Veniamo adesso al racconto che più ho amato e che chiude l’opera, “La figlia del circo”. L’idea è forte, i personaggi anche. Questo testo aveva tutti gli ingredienti per diventare un romanzo o almeno un racconto lungo. Ma tu hai saputo limare, tenere dentro solo le cose essenziali per farlo restare compatto, senza digressioni o storie a corollario. L’ho letto come leggevo da ragazzo i romanzi d’avventura, con un grado di immedesimazione che mi ha colpito. In questo racconto emergono, insieme al valore delle biografie minime e dimenticate di tutti i tuoi personaggi, anche delle note di speranza, la speranza che dovrebbe avere ogni adolescente nei confronti del futuro. In che rapporto sei tu, con la speranza? Pensi che il finale di partita, come chiamo questo periodo storico, sia già scritto? Se no, quali opzioni può avere Mauro, il personaggio maschile, dopo il contatto con Yasmina, dopo che lei ha varcato quella soglia?
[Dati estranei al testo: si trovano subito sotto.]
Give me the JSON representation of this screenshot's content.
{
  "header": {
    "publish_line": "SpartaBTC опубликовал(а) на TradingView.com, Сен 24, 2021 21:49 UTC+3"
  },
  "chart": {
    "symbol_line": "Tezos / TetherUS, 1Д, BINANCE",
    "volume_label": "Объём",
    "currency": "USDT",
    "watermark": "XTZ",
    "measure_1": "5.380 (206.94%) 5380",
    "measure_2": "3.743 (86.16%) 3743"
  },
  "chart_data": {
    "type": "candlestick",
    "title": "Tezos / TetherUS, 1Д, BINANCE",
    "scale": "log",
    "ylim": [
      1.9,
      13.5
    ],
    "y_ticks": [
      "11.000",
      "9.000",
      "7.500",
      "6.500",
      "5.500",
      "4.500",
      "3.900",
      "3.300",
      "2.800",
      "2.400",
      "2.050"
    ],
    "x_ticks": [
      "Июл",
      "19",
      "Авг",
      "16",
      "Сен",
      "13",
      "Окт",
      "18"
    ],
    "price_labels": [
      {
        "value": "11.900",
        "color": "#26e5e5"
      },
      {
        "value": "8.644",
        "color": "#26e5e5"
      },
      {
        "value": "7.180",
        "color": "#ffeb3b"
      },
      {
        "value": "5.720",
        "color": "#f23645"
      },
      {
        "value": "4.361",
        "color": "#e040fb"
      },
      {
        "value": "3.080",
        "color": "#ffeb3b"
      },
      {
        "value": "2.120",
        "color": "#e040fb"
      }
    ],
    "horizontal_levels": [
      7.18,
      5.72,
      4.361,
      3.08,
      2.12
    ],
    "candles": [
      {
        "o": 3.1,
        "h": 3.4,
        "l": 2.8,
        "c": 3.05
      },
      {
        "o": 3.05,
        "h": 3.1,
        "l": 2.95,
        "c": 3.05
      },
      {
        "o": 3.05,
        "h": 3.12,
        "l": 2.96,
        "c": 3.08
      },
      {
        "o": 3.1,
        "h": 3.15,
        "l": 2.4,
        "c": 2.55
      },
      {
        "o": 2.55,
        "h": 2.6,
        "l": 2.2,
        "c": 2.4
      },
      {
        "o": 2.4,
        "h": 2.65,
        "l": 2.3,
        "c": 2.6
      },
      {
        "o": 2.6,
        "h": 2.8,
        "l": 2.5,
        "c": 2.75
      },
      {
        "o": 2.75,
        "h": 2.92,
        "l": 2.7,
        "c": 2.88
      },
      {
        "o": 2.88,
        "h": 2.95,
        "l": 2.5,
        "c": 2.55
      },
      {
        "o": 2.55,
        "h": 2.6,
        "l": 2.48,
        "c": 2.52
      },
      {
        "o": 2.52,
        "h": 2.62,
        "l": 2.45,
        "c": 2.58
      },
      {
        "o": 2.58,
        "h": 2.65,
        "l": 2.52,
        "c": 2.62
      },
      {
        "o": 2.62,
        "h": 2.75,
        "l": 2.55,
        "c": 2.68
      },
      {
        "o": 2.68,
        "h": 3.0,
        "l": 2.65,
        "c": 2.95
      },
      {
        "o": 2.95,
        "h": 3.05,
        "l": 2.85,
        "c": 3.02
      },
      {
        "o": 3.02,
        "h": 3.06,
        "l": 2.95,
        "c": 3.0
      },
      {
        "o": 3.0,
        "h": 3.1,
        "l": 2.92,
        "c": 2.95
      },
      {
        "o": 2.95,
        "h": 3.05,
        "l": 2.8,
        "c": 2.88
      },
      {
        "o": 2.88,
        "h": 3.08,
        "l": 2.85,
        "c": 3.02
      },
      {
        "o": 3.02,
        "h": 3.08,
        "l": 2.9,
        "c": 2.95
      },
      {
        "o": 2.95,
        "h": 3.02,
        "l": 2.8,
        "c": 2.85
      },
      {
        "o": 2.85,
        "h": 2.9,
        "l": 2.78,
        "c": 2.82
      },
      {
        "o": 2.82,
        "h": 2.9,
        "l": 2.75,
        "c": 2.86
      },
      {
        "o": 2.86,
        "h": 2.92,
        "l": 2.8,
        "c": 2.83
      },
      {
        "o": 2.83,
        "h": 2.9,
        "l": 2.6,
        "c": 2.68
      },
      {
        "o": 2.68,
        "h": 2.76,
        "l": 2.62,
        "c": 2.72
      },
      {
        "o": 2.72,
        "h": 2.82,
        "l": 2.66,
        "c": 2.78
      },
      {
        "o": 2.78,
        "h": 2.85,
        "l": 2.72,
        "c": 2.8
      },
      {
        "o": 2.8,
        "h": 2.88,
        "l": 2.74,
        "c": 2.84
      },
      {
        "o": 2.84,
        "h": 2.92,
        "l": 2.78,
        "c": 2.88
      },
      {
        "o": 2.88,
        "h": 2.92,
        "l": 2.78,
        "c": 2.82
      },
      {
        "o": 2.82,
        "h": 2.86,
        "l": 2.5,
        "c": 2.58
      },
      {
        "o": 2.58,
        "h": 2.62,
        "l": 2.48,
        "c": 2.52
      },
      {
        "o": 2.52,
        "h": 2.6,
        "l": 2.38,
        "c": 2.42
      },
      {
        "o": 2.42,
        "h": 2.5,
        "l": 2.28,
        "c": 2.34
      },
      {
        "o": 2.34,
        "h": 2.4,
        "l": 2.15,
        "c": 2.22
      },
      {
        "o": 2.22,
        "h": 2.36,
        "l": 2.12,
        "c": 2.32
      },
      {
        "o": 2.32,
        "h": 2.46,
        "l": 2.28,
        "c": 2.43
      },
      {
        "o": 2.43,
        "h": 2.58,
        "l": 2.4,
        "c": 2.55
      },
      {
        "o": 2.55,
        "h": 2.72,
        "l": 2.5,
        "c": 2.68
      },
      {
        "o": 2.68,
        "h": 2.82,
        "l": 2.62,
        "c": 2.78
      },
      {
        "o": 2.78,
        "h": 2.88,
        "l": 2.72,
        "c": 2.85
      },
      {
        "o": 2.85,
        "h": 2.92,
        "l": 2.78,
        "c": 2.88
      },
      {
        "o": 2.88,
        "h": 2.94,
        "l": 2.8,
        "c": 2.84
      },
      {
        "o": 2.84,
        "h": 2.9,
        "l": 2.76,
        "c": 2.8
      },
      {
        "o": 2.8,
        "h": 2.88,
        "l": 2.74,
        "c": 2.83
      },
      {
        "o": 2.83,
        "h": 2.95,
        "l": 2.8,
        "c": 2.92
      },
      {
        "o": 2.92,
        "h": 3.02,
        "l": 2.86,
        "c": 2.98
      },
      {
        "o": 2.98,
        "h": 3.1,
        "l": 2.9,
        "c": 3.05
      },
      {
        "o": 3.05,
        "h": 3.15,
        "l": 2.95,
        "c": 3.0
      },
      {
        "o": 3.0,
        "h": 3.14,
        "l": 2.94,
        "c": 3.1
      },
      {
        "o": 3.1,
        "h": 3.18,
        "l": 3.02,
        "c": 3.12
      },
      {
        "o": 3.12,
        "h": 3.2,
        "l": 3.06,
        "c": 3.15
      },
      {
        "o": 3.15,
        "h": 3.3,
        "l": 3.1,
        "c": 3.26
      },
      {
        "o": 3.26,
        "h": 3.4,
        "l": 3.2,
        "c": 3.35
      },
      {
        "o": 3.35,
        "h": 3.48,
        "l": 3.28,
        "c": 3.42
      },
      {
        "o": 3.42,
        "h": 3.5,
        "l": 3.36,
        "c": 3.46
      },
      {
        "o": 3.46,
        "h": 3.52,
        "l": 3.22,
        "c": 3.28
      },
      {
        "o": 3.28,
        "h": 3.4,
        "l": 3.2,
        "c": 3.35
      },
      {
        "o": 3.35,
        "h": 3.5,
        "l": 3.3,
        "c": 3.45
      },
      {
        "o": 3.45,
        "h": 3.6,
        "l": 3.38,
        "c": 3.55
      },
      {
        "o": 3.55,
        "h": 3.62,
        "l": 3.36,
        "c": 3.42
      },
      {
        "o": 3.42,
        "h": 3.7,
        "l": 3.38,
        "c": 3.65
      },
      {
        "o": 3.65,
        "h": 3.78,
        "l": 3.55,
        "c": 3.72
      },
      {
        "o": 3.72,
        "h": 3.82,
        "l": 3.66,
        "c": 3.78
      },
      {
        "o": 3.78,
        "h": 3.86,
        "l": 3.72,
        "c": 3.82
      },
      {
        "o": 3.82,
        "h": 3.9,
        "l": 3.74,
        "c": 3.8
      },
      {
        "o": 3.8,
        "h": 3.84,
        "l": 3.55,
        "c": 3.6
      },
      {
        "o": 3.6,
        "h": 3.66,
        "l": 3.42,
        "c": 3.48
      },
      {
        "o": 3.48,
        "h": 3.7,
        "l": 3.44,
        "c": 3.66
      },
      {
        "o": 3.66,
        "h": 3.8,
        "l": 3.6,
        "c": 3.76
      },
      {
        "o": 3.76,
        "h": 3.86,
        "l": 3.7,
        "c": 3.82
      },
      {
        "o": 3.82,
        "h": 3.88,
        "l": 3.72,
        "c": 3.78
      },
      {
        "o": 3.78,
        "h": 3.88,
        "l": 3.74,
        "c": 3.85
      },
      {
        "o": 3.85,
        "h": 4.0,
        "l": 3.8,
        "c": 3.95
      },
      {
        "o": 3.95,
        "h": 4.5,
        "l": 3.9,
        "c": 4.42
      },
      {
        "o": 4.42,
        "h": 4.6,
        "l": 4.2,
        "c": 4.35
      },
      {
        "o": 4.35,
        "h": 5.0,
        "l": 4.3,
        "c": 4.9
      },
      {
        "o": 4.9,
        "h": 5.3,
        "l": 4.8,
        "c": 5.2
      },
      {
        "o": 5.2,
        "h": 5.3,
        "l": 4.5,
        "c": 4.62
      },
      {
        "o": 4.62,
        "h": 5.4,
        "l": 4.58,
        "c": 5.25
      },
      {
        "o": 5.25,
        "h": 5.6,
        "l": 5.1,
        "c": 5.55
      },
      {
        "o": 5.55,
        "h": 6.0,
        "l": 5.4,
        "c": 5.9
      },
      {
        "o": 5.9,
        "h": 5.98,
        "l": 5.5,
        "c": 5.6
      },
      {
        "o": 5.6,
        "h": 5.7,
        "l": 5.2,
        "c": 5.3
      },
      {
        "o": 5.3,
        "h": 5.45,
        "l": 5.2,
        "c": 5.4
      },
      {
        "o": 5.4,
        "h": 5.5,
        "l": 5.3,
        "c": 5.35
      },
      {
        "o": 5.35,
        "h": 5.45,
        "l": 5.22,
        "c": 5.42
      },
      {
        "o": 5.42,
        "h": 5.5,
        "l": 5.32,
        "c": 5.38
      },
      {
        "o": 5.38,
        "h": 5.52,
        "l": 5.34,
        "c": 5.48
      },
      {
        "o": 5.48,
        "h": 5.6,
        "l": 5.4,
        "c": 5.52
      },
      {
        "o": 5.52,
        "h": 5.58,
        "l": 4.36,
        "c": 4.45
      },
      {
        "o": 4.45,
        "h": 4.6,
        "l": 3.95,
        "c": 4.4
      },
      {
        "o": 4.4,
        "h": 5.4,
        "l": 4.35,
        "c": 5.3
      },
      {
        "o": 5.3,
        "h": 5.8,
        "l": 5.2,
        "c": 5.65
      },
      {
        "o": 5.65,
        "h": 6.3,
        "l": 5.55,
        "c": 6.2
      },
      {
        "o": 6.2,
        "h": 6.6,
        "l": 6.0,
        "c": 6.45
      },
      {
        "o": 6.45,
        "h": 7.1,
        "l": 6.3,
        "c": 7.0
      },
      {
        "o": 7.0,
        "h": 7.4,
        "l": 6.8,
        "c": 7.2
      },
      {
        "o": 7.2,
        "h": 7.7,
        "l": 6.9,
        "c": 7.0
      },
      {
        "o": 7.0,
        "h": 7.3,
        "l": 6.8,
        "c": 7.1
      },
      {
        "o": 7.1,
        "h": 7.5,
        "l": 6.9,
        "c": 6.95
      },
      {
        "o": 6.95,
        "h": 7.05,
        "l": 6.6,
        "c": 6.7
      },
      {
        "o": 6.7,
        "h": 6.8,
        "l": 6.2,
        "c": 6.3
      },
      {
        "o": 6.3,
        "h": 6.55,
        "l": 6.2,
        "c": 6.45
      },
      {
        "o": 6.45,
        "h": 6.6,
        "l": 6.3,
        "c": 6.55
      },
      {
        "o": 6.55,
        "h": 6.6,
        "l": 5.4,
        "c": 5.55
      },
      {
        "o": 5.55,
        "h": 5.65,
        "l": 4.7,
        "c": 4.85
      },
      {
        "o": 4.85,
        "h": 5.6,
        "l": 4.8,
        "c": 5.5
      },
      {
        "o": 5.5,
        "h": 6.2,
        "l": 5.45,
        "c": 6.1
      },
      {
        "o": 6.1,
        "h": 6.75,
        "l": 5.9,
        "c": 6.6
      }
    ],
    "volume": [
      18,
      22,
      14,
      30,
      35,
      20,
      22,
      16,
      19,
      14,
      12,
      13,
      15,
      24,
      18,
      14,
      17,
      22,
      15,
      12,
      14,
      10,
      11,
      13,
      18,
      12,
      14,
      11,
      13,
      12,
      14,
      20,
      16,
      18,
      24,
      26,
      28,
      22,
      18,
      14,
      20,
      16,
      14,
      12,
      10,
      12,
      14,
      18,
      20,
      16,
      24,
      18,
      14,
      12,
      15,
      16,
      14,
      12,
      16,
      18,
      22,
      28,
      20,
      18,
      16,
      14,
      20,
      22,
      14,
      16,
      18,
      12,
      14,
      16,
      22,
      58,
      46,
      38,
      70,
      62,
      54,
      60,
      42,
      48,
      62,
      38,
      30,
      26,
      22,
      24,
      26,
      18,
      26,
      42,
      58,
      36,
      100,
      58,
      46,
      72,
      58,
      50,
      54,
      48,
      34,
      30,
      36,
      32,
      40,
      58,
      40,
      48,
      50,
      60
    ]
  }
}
Ah, che domanda complicata e crudele… Provo a rispondere in modo sincero. Io sono padre e insegnante: non posso permettermi di non avere speranza. Non si tratta di una questione di superficie o di una posa, ma di una consapevolezza etica e direi anche politica. Non avere speranza significherebbe anche negare il futuro e la possibilità che il futuro sia migliore del presente nerissimo in cui siamo sprofondati. Ho molti timori, per quello che sta accadendo (pandemia, guerra) e per quel che succederà: ho l’impressione che, dopo qualche decennio di tregua (come la definiva già nel 1999 Antonella Anedda, in Notti di pace occidentale: «Ciò che chiamiamo pace / ha solo il breve sollievo della tregua»), i nodi del passato recente e remoto stiano tornando a presentarsi in massa al pettine (e anche quella che sembrava una tregua, se ci pensi, era solo un fenomeno apparente di superficie, perché le violenze sociali, su scala mondiale o locale, non hanno mai smesso di esistere, come dimostrano per esempio i 5,6 milioni di poveri assoluti che l’Istat ha appena registrato in Italia). Eppure sì, abbiamo il dovere di consegnare un germe di futuro a chi ci circonda e ha fiducia in noi. Il finale della Figlia del circo spalanca proprio quella direzione: Mauro ha una famiglia a pezzi, si sente uno sfigato, è timido, ma quel gesto di Yasmina, il calore del suo corpo, la sua vivacità “diversa” dalla melassa di noia e sciocchezze in cui vede sprofondare molti dei suoi coetanei e delle sue coetanee gli danno forza, gli garantiscono un’ipotesi di futuro, al di là di quella porta chiusa. Ogni tanto, agli incontri e alle presentazioni, qualche lettrice o lettore non particolarmente felice della brevità dei miei racconti mi chiede che succederà, dopo, a questi personaggi. Io rispondo sempre che ovviamente non lo so, e che se l’avessi saputo l’avrei scritto. Forse posso fare un’eccezione per Mauro. Sono certo che lui se la caverà: non so come, non so quando, ma con quel gesto finale Yasmina gli ha trasmesso una forza che nessuno era riuscito a trasmettergli prima. Tutti noi in fondo abbiamo incontrato una persona (o un libro, un pensiero…) così, e tutti noi speriamo di incontrarne un’altra (o un altro) al più presto.